Harry studied the shield and the note. “What do I make of it? You damn fool, this guy’s a bull! Get on the phone right away!”
“How do you know he’s legit?”
“Mister, you can’t buy shields like that in the five and ten!”
“Headquarters, Detective Snyder.”
“Listen, this is Patrolman Umberson, shield number 63-457, I’m in a toll booth on the Black Rock Span.”
“Yeah, what is it, Umberson?”
“A black Caddy just went through the toll stop. Guy handed me a badge and a note asking me to call Headquarters.”
“What kind of a badge?”
“Detective.”
“What’s the number on it?”
“Just a second.” There was a pause on the line. “Number 8712,” Umberson said.
“So what about it?”
“The note said to tell Headquarters that King was contacted by radio transmission to the car telephone. It said to try to get a fix. Does that make any sense to you?”
“King contacted by…” Detective Snyder shrugged. “I just came on duty.” he said. “It don’t mean nothing to me. I’ll check on that badge number, see if it’s legitimate tin. What was the guy’s name again?”
“King.”
“King, huh? Like the guy in that kidnaping over in Smoke—” Snyder started and then suddenly said, “Oh, my God!”
* * * *
“Call it off, Eddie,” Kathy said. “End it. We’ll take the boy and…”

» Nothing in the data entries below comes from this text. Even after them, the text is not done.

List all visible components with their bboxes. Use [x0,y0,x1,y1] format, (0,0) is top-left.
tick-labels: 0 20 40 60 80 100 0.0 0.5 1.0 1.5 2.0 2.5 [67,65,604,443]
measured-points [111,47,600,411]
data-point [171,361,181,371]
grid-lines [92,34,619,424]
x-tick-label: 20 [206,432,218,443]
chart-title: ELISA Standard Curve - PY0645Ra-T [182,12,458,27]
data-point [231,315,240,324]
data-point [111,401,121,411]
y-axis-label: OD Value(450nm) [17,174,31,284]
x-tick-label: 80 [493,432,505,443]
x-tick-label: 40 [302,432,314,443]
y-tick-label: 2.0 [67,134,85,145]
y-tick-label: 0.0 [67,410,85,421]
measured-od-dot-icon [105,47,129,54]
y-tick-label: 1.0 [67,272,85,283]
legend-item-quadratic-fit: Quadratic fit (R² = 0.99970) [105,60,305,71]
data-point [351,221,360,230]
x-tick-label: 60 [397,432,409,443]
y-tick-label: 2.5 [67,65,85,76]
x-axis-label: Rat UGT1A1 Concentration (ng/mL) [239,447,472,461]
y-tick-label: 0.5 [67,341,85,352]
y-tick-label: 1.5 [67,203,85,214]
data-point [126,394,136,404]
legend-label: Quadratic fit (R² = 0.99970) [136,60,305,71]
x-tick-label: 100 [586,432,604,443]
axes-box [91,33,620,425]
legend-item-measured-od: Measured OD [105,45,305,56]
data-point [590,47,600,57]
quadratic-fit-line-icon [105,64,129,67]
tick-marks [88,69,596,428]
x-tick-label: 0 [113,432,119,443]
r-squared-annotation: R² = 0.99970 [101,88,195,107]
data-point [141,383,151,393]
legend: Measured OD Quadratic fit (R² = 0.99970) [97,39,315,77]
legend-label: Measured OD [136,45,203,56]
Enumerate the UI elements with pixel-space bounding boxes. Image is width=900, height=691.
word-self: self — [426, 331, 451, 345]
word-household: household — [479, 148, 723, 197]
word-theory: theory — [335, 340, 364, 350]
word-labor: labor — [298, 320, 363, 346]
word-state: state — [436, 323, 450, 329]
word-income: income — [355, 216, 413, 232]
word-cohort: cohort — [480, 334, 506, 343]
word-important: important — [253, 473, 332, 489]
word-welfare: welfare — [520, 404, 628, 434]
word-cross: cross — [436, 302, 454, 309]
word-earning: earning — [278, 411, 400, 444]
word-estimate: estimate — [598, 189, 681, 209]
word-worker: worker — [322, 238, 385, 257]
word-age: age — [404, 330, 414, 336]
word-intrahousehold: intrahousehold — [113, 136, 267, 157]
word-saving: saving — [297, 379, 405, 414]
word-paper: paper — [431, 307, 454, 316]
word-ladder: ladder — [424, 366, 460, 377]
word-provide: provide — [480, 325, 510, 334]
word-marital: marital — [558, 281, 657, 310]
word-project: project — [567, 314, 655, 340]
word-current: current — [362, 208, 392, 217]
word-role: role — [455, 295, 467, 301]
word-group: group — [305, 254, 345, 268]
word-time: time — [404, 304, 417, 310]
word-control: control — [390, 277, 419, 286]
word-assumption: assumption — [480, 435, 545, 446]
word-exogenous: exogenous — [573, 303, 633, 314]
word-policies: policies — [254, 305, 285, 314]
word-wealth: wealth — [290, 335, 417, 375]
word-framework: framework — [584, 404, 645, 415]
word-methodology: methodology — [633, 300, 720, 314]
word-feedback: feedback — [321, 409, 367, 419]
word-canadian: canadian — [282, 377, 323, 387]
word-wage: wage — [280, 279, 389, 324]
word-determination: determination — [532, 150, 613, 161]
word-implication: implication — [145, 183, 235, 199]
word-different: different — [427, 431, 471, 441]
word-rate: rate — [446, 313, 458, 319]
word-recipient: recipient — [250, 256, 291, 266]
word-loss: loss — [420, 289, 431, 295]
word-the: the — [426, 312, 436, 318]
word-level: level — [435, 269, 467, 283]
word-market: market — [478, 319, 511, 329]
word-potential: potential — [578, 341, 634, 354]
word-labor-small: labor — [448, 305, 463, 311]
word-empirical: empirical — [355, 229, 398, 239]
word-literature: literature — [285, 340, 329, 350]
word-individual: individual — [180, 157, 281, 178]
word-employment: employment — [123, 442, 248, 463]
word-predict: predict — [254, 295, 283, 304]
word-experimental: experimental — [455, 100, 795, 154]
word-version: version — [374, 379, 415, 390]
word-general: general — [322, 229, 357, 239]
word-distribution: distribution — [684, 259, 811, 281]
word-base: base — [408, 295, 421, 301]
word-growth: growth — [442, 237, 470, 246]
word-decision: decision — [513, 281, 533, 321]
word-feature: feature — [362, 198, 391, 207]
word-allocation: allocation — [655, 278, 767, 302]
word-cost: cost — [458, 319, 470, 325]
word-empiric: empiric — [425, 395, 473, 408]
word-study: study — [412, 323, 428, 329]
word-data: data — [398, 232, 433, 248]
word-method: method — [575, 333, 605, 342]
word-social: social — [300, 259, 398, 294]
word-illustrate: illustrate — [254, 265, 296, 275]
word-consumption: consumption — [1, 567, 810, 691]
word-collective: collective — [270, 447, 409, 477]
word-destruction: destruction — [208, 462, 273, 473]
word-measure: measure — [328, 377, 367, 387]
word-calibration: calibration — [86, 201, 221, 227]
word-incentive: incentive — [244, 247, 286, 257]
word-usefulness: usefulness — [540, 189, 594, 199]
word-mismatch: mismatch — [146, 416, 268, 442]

“I’m not calling anything off!” Eddie snapped. “I have to do this, Kathy! I have to!”
“Please. If you love me, I’m asking you to…”
“All right, we just passed Exit Sixteen,” Carella said.
“Fine. Turn off at Seventeen and drive four blocks north. Then double back until you hit the parkway entrance below this one. You’ll be heading in the opposite direction,” Eddie said. “Drive down one exit to Exit Fifteen. Let me know when you—”
“The boy is in a farmhouse on Fairlane Road, a half mile from Stanberry!” Kathy suddenly shouted into the open microphone.
“What the hell—” Eddie started, and he turned to face her, but he was too late, the lid had blown, the words were spouting from her mouth.
* * * *
“Sy Barnard is waiting in a car…”
“Kathy, stop it, are you crazy?”
“…on Tantamount Road, around the curve in 127.”
“Did you hear that?” Carella shouted.
“I heard it,” King said.
Carella slammed the receiver down onto the hook. “Head for Tantamount Road Route 127,” he said to King. “Straight ahead, turn off at Exit Twenty-two. Step on it. Never mind the speed limit.” He lifted the receiver from the hook again and waited for the operator.
“Your call, please?”
“This is a police officer,” Carella said “Get me Headquarters immediately.”
“Yes, sir!” the operator said.
Sy Barnard was sitting in the automobile smoking his fifteenth cigarette when the black Cadillac rounded the bend in the road.
This is it , he thought. This is it .
The car slowed to a stop. The window on the right-hand side of the car was open. Sy watched, expecting to see a pair of hands appear at the window, expecting to see a carton of money drop into the bushes. Instead, the door opened and a man with a gun in his hand leaped out.